America’s friends must determine where they can work with the new administration and where they must part ways. There will be opportunities to address certain problems, such as those posed in a new era of Cooperative Threat Reduction, for instance, through the G7-led Global Partnership Against the Spread of Weapons and Materials of Mass Destruction. U.S. allies and partners must maximize such areas of convergence. They should also encourage and capitalize on the president’s penchant for deal-making when productive. To whatever extent possible, U.S. allies and partners must engage in enmeshment diplomacy, keeping the U.S. engaged in global institutions.

Where they must buck Trump, U.S. allies and partners will need to band together through mechanisms, such as the Alliance for Multilateralism, where they can coordinate their efforts to reinforce the rules-based order and lessen susceptibility to Trump’s pressure tactics. In this effort, they will find many backers within the U.S. system, especially at the substate and subnational levels. Trump’s policies put his own short-term political interests above the longer-term interests of his country. This means that there will be plenty of support remaining within the U.S. for maintaining an international rules-based system that fundamentally serve’s America’s interests.

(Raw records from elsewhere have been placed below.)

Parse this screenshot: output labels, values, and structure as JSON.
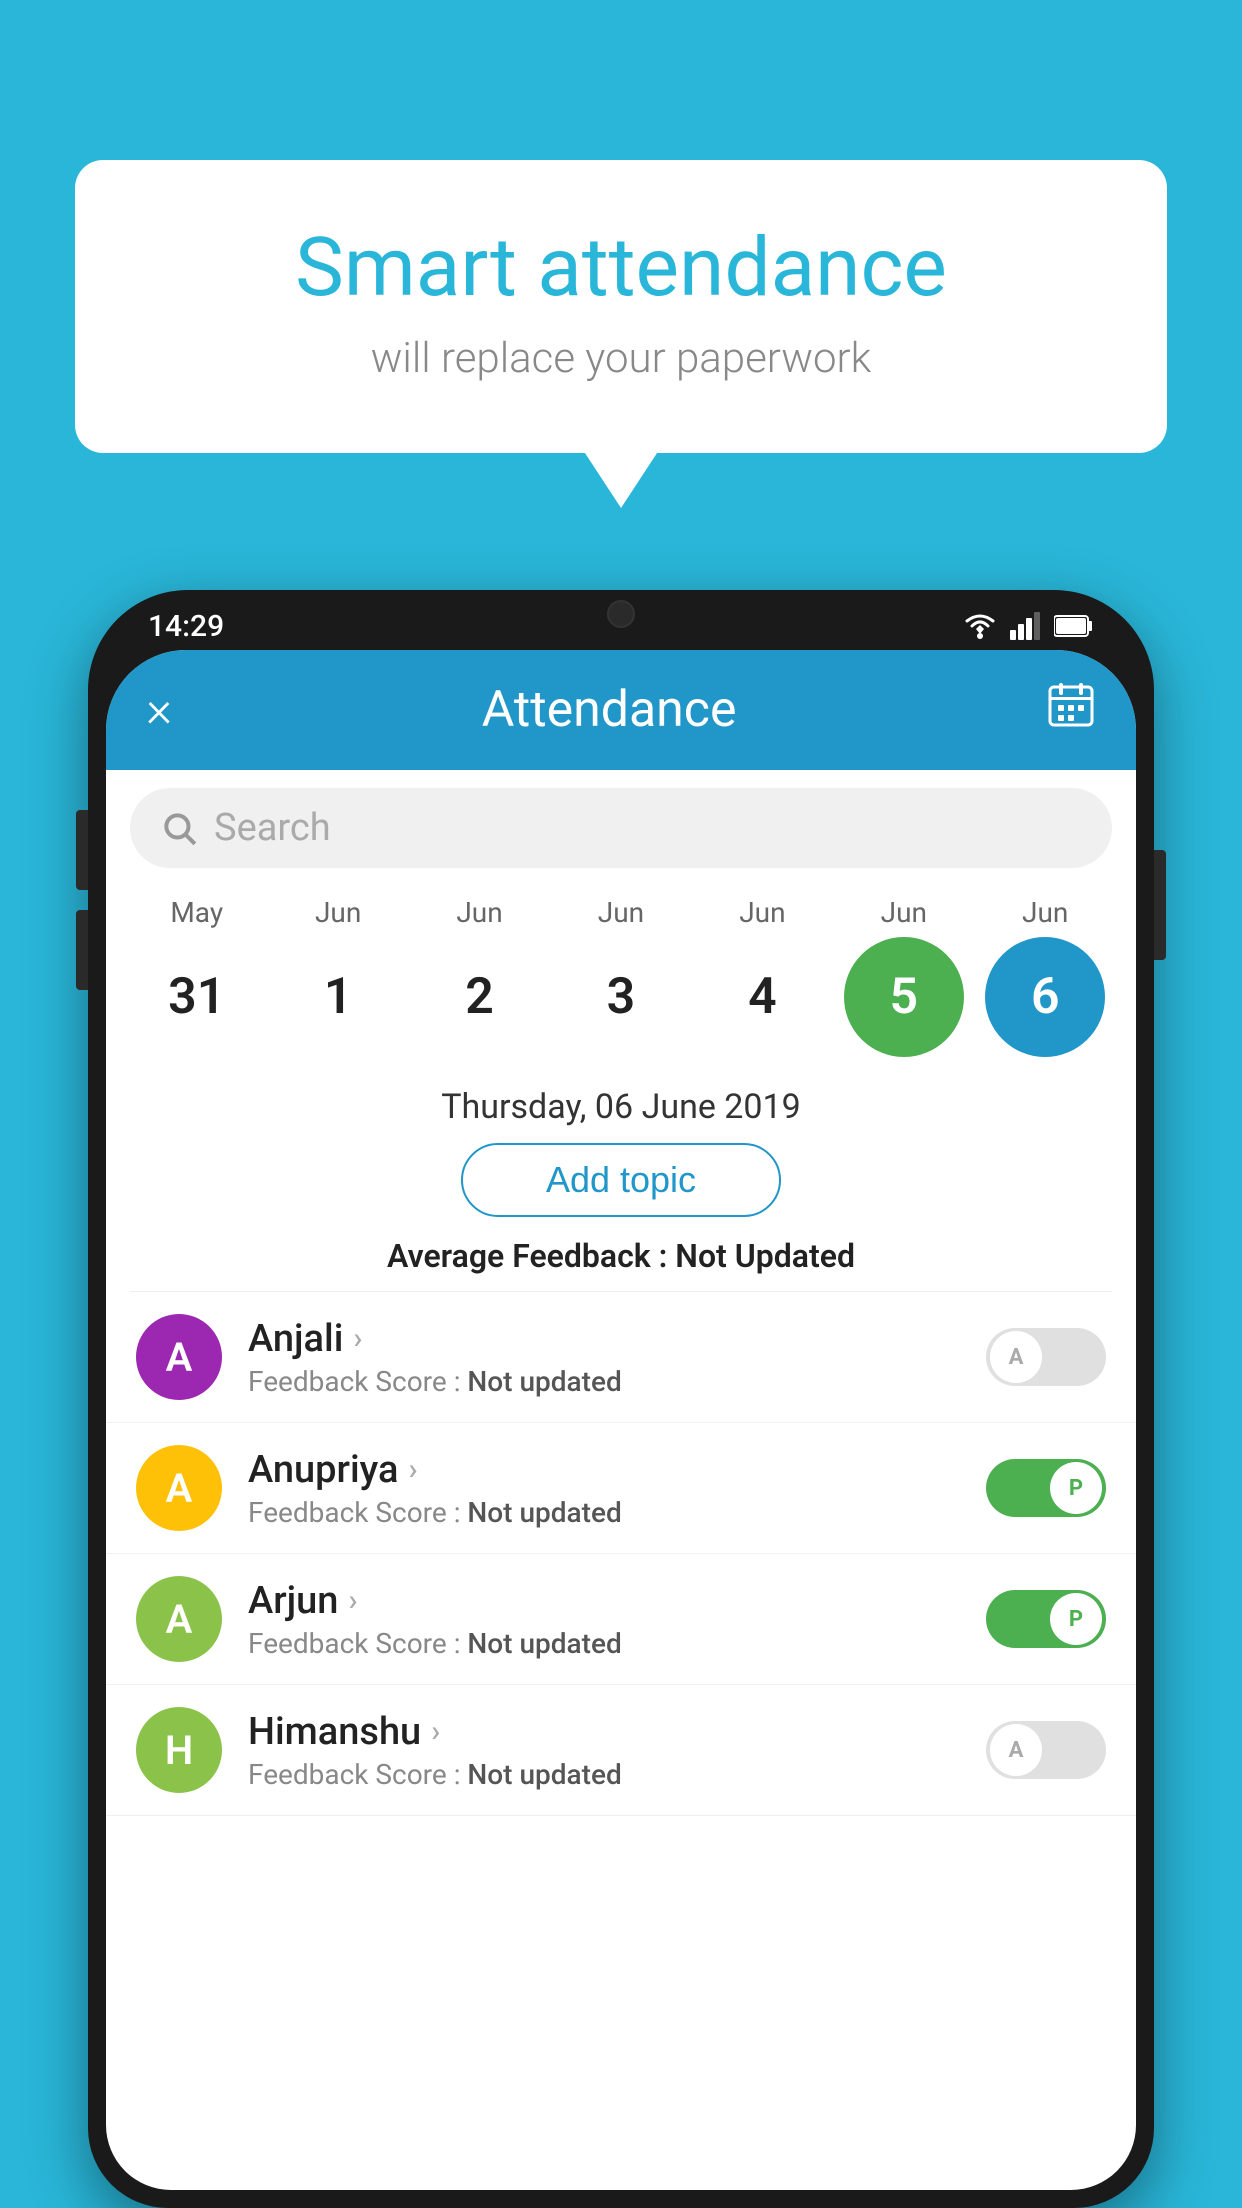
{
  "background_color": "#29b6d8",
  "bubble": {
    "title": "Smart attendance",
    "subtitle": "will replace your paperwork"
  },
  "status_bar": {
    "time": "14:29",
    "wifi": "▼",
    "signal": "▲",
    "battery": "▮"
  },
  "app_header": {
    "title": "Attendance",
    "close_label": "×",
    "calendar_label": "📅"
  },
  "search": {
    "placeholder": "Search"
  },
  "calendar": {
    "months": [
      "May",
      "Jun",
      "Jun",
      "Jun",
      "Jun",
      "Jun",
      "Jun"
    ],
    "dates": [
      "31",
      "1",
      "2",
      "3",
      "4",
      "5",
      "6"
    ],
    "today_index": 5,
    "selected_index": 6
  },
  "selected_date": "Thursday, 06 June 2019",
  "add_topic_label": "Add topic",
  "avg_feedback_label": "Average Feedback :",
  "avg_feedback_value": "Not Updated",
  "students": [
    {
      "name": "Anjali",
      "avatar_letter": "A",
      "avatar_color": "#9c27b0",
      "score_label": "Feedback Score :",
      "score_value": "Not updated",
      "attendance": "absent"
    },
    {
      "name": "Anupriya",
      "avatar_letter": "A",
      "avatar_color": "#ffc107",
      "score_label": "Feedback Score :",
      "score_value": "Not updated",
      "attendance": "present"
    },
    {
      "name": "Arjun",
      "avatar_letter": "A",
      "avatar_color": "#8bc34a",
      "score_label": "Feedback Score :",
      "score_value": "Not updated",
      "attendance": "present"
    },
    {
      "name": "Himanshu",
      "avatar_letter": "H",
      "avatar_color": "#8bc34a",
      "score_label": "Feedback Score :",
      "score_value": "Not updated",
      "attendance": "absent"
    }
  ],
  "toggle_absent_label": "A",
  "toggle_present_label": "P"
}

In defending global order, bedrock norms and institutions, such as territorial integrity and the United Nations, must be top priorities. They must not leave the field to autocracies to reshape these institutions in an illiberal mold. NATO’s integrity must also be preserved. In resolving this dilemma, allies must think about the wider system more than any actor within it.

Policy contributor Michael W. Manulak, an Associate Professor at the Norman Paterson School of International Affairs of Carleton University, holds a doctorate in International Relations from Oxford University. He served in the Government of Canada from 2015-2019, mainly within the Department of National Defence, representing the government internationally in proliferation security negotiations.